My own opinion on unipivot arms is a lot more dismal than yeti42's. Unless you are talking about either the Basis or Graham arms I strongly advise against Unipivot arms. Both of these arms are overpriced and the Basis is really a bipivot arm. The Graham is a magnetically stabilized unipivot. IMHO the arms I mentioned perform just as well or better and are much more realistically priced.
The Lyra Lambda cartridges are designed so that their coils are in perfect alignment at the recommended tracking force and anti skating. Which intuitively would seem to be of obvious benefit but, a well designed magnetic system will provide a very uniform field strength across the gap between the poles. The only cartridge alignment would be critical would be the VDH cartridges that do away with the front pole piece. While there might be a benefit with the shorter cantilever this allows I personally do not care for the design but I have not listened to one so I should keep my mouth shut, a trait I am obviously not proficient at.
@skyscraper , for what it is worth, Jonathan Carr has made comments in his marketing that would indicate that he does not like his cartridges in unipivot arms.
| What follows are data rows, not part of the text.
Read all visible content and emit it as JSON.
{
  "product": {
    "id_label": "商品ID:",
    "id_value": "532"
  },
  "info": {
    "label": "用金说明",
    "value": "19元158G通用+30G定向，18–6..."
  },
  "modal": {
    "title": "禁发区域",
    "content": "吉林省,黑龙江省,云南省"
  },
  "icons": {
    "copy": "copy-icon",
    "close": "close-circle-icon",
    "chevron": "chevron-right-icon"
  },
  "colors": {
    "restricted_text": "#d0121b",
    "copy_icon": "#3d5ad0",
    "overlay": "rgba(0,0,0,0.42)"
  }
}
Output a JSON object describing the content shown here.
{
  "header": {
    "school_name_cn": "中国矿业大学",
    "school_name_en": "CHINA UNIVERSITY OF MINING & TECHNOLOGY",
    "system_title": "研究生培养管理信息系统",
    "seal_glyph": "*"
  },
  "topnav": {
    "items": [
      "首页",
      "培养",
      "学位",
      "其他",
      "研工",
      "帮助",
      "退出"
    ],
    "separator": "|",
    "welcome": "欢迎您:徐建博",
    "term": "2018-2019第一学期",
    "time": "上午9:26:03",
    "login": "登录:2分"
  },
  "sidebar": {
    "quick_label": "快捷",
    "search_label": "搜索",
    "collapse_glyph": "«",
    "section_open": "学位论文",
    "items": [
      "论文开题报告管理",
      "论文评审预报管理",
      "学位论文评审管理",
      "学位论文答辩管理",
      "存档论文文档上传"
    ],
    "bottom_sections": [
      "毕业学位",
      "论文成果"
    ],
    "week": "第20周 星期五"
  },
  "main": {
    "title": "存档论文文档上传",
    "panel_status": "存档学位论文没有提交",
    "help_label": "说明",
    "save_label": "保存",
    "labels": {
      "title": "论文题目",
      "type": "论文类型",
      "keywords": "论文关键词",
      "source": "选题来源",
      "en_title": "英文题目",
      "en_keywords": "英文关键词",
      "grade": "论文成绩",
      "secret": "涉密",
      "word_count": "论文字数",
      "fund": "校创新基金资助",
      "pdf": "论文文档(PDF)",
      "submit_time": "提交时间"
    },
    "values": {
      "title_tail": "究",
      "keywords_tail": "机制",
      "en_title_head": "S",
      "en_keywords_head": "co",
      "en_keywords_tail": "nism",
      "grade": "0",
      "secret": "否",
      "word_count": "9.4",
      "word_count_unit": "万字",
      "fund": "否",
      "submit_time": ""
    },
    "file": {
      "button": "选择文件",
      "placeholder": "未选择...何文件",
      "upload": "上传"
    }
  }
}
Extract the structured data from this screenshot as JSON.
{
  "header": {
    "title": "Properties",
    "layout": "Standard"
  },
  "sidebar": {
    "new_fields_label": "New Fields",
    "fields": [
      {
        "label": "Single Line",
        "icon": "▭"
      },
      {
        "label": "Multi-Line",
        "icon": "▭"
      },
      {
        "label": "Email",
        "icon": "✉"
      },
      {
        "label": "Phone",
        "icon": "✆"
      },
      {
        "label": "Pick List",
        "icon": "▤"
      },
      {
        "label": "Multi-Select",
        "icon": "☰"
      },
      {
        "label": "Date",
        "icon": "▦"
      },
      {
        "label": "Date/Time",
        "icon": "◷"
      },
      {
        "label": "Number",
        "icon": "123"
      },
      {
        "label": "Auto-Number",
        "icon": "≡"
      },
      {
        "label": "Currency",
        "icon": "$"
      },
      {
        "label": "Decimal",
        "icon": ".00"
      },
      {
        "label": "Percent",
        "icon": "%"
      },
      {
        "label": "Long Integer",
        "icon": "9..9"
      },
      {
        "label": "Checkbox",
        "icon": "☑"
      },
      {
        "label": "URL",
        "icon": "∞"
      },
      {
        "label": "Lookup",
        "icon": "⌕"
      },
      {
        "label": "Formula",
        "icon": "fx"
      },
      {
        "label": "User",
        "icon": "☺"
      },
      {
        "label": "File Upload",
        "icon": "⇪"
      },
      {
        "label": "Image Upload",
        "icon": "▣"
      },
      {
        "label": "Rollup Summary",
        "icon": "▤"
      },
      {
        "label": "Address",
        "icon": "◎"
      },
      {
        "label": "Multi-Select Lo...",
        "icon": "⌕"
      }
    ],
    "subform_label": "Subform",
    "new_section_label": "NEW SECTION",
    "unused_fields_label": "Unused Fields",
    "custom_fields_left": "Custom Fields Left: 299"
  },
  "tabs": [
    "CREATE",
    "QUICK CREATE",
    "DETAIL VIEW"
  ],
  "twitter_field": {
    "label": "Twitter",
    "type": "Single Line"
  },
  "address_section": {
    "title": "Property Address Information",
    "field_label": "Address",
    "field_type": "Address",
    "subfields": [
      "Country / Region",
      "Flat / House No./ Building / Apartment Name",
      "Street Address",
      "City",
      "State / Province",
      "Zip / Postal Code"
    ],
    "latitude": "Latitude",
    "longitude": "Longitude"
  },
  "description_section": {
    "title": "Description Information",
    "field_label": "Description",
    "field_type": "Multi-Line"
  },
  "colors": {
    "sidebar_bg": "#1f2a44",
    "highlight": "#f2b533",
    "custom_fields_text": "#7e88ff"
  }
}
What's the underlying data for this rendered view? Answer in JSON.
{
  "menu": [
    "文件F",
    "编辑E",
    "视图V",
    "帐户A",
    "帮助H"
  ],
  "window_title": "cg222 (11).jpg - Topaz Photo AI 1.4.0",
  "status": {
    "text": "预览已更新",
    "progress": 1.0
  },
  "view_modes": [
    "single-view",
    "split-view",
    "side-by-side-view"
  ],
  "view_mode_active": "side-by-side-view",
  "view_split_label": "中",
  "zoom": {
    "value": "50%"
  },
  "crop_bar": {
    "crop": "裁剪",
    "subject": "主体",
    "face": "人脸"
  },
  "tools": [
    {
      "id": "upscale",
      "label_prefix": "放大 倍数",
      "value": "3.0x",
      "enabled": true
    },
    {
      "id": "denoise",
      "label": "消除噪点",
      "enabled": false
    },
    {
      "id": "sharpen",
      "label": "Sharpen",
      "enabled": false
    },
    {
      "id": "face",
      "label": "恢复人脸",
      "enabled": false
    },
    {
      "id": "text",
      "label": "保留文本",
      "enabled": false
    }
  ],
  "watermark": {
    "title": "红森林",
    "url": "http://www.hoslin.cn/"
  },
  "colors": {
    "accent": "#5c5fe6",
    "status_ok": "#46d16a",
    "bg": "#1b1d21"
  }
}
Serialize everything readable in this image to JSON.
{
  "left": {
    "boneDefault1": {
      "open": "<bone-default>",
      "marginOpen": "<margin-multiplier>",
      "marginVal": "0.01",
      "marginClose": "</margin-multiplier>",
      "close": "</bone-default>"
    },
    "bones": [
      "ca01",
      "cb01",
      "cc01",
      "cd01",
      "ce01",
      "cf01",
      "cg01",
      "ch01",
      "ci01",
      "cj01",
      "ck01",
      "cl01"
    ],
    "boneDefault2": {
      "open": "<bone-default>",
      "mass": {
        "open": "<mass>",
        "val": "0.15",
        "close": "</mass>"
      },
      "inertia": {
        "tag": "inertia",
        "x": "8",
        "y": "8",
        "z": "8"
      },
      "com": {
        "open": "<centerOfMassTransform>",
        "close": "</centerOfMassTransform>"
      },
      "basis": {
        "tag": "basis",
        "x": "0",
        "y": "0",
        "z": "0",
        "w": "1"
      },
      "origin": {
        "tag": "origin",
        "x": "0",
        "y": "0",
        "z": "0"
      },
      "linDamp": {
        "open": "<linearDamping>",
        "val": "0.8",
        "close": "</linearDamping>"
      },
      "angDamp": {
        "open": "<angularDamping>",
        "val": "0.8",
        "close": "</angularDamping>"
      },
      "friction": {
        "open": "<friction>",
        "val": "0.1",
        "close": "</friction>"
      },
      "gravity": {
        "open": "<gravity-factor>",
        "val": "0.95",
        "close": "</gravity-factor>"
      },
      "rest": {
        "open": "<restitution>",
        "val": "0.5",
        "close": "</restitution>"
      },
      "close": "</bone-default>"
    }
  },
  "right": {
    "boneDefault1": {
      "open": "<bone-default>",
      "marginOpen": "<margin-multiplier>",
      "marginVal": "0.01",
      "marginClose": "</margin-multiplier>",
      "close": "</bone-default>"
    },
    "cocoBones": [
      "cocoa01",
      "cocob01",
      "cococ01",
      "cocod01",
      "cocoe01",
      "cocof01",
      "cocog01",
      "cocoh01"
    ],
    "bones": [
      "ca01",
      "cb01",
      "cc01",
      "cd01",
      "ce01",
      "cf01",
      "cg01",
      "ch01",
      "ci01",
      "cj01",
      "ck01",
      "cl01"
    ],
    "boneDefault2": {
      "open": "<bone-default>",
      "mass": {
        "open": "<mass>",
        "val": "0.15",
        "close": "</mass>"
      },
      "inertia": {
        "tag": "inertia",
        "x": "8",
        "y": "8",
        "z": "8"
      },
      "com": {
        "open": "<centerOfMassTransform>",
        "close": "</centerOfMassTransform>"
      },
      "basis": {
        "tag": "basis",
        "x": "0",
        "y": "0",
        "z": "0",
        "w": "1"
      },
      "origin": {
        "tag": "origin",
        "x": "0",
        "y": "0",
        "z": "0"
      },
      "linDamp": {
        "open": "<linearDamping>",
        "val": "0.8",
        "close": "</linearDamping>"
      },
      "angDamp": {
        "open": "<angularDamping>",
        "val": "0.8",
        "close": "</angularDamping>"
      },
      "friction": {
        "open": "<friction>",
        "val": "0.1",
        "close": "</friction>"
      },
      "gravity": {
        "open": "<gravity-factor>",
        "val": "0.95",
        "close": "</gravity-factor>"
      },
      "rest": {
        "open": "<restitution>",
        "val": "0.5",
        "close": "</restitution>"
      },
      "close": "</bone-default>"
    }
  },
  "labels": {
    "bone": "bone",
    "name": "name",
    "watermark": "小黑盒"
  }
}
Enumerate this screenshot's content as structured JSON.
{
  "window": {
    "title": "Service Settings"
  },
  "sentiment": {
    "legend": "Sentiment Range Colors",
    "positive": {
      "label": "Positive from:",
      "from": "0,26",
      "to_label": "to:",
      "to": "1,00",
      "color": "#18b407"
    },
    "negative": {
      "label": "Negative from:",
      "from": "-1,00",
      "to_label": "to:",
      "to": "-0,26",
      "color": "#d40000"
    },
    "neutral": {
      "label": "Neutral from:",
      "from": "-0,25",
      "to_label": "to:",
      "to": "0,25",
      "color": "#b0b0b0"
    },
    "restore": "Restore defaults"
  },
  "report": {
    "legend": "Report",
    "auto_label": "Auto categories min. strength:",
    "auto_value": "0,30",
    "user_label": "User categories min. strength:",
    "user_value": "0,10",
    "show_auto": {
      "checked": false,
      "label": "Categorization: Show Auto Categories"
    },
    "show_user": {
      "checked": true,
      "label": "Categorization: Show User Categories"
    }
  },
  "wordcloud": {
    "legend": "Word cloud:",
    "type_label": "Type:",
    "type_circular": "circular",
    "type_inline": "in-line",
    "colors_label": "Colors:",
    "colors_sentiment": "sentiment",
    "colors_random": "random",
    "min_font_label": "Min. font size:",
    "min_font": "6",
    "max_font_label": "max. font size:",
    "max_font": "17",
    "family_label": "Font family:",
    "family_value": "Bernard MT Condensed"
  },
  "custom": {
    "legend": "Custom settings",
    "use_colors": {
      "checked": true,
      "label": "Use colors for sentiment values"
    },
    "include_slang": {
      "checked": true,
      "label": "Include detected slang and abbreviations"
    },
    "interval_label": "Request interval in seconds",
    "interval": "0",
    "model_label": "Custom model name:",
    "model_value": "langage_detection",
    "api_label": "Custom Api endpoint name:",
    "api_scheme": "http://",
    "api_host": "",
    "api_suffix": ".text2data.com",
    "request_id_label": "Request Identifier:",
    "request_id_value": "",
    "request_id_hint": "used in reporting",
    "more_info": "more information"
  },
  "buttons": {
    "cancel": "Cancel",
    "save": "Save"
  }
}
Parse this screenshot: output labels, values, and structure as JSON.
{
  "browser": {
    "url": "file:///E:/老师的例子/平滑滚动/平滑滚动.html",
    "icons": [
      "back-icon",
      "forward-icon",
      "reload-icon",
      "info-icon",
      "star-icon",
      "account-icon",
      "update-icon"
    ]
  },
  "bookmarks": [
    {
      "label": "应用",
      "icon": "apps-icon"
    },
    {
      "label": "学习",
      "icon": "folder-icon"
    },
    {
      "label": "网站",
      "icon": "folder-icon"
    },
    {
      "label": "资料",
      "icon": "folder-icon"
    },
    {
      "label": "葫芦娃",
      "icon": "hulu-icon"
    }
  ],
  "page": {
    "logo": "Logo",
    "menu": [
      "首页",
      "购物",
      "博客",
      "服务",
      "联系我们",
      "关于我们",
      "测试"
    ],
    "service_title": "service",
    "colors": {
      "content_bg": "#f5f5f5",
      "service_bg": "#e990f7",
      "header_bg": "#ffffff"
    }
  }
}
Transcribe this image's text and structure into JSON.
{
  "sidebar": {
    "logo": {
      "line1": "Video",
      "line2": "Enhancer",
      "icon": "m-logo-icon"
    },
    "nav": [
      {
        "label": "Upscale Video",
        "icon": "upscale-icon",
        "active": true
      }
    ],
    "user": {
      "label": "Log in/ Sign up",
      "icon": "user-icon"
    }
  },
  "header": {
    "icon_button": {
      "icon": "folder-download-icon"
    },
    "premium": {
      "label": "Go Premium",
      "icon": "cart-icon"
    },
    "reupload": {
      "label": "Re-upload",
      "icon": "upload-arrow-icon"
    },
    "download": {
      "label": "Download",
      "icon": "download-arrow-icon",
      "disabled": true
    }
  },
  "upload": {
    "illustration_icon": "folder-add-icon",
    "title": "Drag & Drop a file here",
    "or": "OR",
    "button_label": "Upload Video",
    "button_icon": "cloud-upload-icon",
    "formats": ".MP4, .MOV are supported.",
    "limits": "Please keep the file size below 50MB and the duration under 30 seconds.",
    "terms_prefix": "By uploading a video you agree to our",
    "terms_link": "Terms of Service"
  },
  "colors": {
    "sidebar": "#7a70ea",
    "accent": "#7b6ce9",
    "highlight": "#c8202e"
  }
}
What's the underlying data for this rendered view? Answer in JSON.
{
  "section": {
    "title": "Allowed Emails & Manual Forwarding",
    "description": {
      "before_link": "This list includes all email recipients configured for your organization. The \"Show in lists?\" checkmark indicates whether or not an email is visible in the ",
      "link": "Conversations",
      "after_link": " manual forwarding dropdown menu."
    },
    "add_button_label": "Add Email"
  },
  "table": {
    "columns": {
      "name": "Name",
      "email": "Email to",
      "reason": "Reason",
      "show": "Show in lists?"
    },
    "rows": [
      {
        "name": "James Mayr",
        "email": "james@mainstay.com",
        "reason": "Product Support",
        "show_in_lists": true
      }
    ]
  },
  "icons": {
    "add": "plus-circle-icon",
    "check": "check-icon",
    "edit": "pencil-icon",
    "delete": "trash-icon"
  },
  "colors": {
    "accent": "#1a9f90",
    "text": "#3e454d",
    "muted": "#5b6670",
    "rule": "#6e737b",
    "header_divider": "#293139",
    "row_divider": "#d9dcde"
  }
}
You have to look at the tonearm and cartridge as one unit. They have to work together to do the job correctly. Any of these arms will seriously outperform what you are using now and will work great with Lyra cartridges. Will you hear the difference? There is no way I can know that. It depends on your sensitivity and your situation, system, setup, room, etc. I can tell you with my system and my ears there is no contest.
@mulveling , you can bolt any tonearm to any table assuming there is enough real estate. It might take some machining and cleverness but it can be done. My favorite way is to re-machine the tonearm area to accept a removable tonearm board. If you pick the right arm you may actually improve resale value.